Experience is based on our five senses; we see, hear, smell, taste and feel. Empiricism, however, is insufficient, because it is limited, and in fact little of what we know comes by personal experience. You know that Mount Everest is the highest mountain in the world, but likely not by experience. You may have seen a picture of Mt. Everest or watched documentaries about mountain climbing expeditions, but that doesn’t qualify as a personal experience. I flew over it once and the pilot asked us to look out the window, claiming we could see Mount Everest. I took his word for it. Sometimes our senses deceive us. When a straight stick extends under water it looks bent at the surface, but it isn’t. Empiricism without other sources is not enough.

Descartes used reason when he stated, “I think, therefore I am”. Our capacity to think proves our existence. Reason certainly gives us truth about many things, such as 5 + 5 = 10. Yet reason is also limited because some things seem logical, but turn out to not to be true.

What about authority? Is there a credible authority that deserves our trust? Life wouldn’t be possible if we didn’t trust authority. Think of our banking or postal systems, all run on our trust in an authoritative system. Yet, our experience must also confirm the claims of those systems. All knowledge is a combination of experience, reason and authority.

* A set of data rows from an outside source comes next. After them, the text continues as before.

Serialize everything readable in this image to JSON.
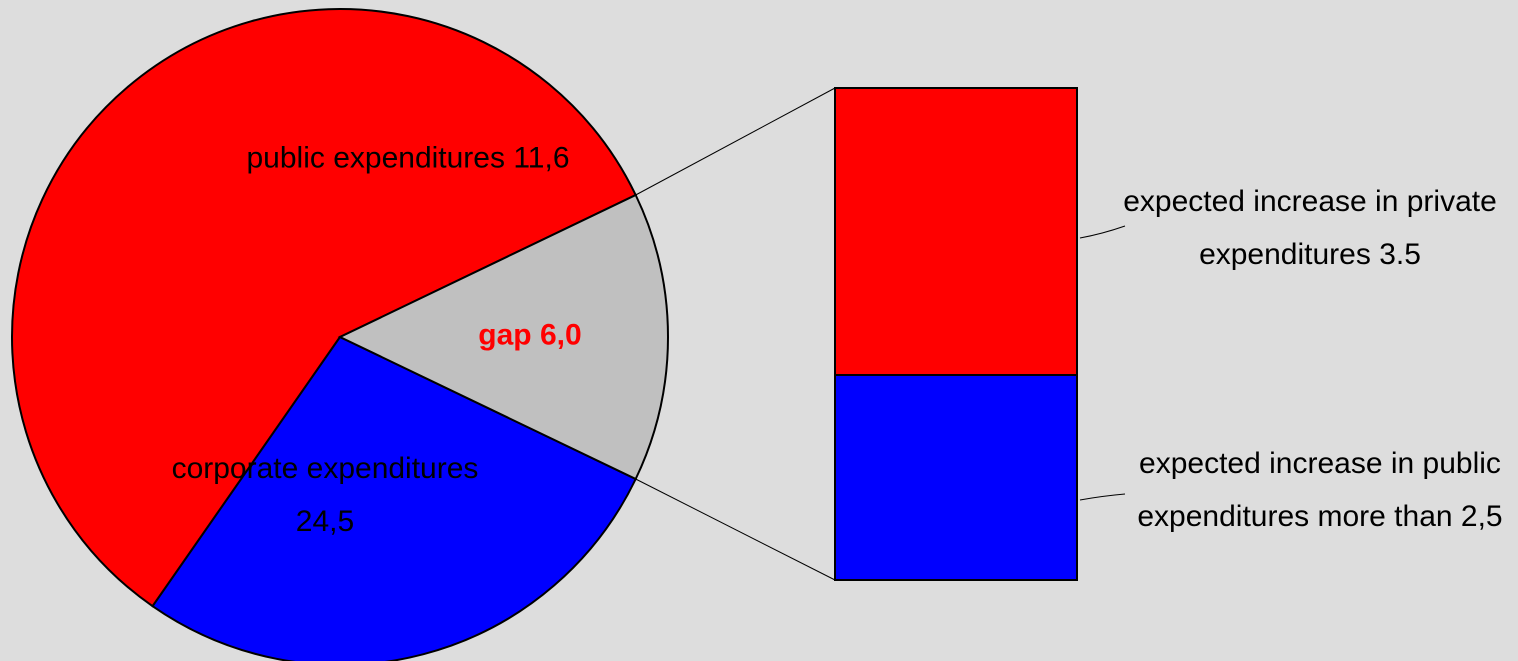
{
  "chart_data": [
    {
      "type": "pie",
      "categories": [
        "corporate expenditures",
        "public expenditures",
        "gap"
      ],
      "values": [
        24.5,
        11.6,
        6.0
      ],
      "value_labels": [
        "24,5",
        "11,6",
        "6,0"
      ],
      "colors": [
        "#ff0000",
        "#0000ff",
        "#c0c0c0"
      ],
      "label_colors": [
        "#000000",
        "#000000",
        "#ff0000"
      ],
      "label_bold": [
        false,
        false,
        true
      ]
    },
    {
      "type": "bar",
      "stacked": true,
      "detail_of": 2,
      "categories": [
        "expected increase in private expenditures",
        "expected increase in public expenditures"
      ],
      "values": [
        3.5,
        2.5
      ],
      "value_labels": [
        "3.5",
        "more than 2,5"
      ],
      "colors": [
        "#ff0000",
        "#0000ff"
      ]
    }
  ]
}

Take riding an elevator for example. The authority, which is the company who services the elevator, claims that the elevator is safe. Your experiences may have also taught you that riding in the elevator is safe, yet reason tells you that something could go wrong because there’s a button that says “alarm”. Nevertheless, you go ahead, though you’re not 100 per cent sure that you will arrive safely. Now change the scenario. What if that elevator was shaking, or looked otherwise unsafe, suddenly you wouldn’t trust the affixed paper that states it was serviced properly, and you wouldn’t rely on the fact that you had been on an elevator a thousand times before and it worked every time. We all reach conclusions based on a combination of experience, reason and authority, and if either one of these is not in sync with the other, we reassess what we thought we knew.

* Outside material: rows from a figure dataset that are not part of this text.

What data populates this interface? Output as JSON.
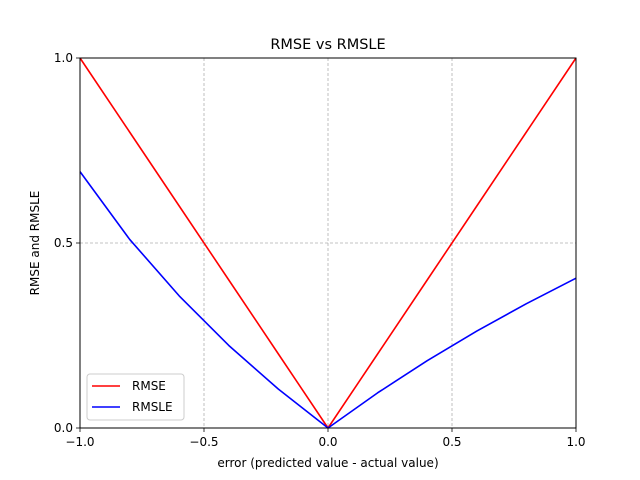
{
  "chart_data": {
    "type": "line",
    "title": "RMSE vs RMSLE",
    "xlabel": "error (predicted value - actual value)",
    "ylabel": "RMSE and RMSLE",
    "xlim": [
      -1.0,
      1.0
    ],
    "ylim": [
      0.0,
      1.0
    ],
    "x_ticks": [
      -1.0,
      -0.5,
      0.0,
      0.5,
      1.0
    ],
    "x_tick_labels": [
      "−1.0",
      "−0.5",
      "0.0",
      "0.5",
      "1.0"
    ],
    "y_ticks": [
      0.0,
      0.5,
      1.0
    ],
    "y_tick_labels": [
      "0.0",
      "0.5",
      "1.0"
    ],
    "grid": true,
    "legend_position": "lower-left",
    "x": [
      -1.0,
      -0.8,
      -0.6,
      -0.4,
      -0.2,
      0.0,
      0.2,
      0.4,
      0.6,
      0.8,
      1.0
    ],
    "series": [
      {
        "name": "RMSE",
        "color": "#ff0000",
        "values": [
          1.0,
          0.8,
          0.6,
          0.4,
          0.2,
          0.0,
          0.2,
          0.4,
          0.6,
          0.8,
          1.0
        ]
      },
      {
        "name": "RMSLE",
        "color": "#0000ff",
        "values": [
          0.693,
          0.51,
          0.357,
          0.223,
          0.105,
          0.0,
          0.095,
          0.182,
          0.262,
          0.336,
          0.405
        ]
      }
    ]
  }
}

Now back to our original questions. What about Jesus? Let’s use the same criteria. I claim to have good reason to believe that God was in Christ, absorbing the world’s sins, bringing about a cure for the human condition through His death and resurrection. It makes sense that a loving Creator would have foreknowledge that His creatures would mess up, and that the divine would need to enter into His creation with a corrective love plan. Add to this the authority of those who were eyewitnesses of Christ’s work and resurrection. They were so convinced of the reality, not only of the Galilean Jesus, but also of the cosmic Christ who is alive forever, that they were willing to give their lives for the proclamation of this message. On top of that, I have experience, not only my own, but also the testimonies of millions of people, who would rather give their lives than deny the reality of Jesus Christ.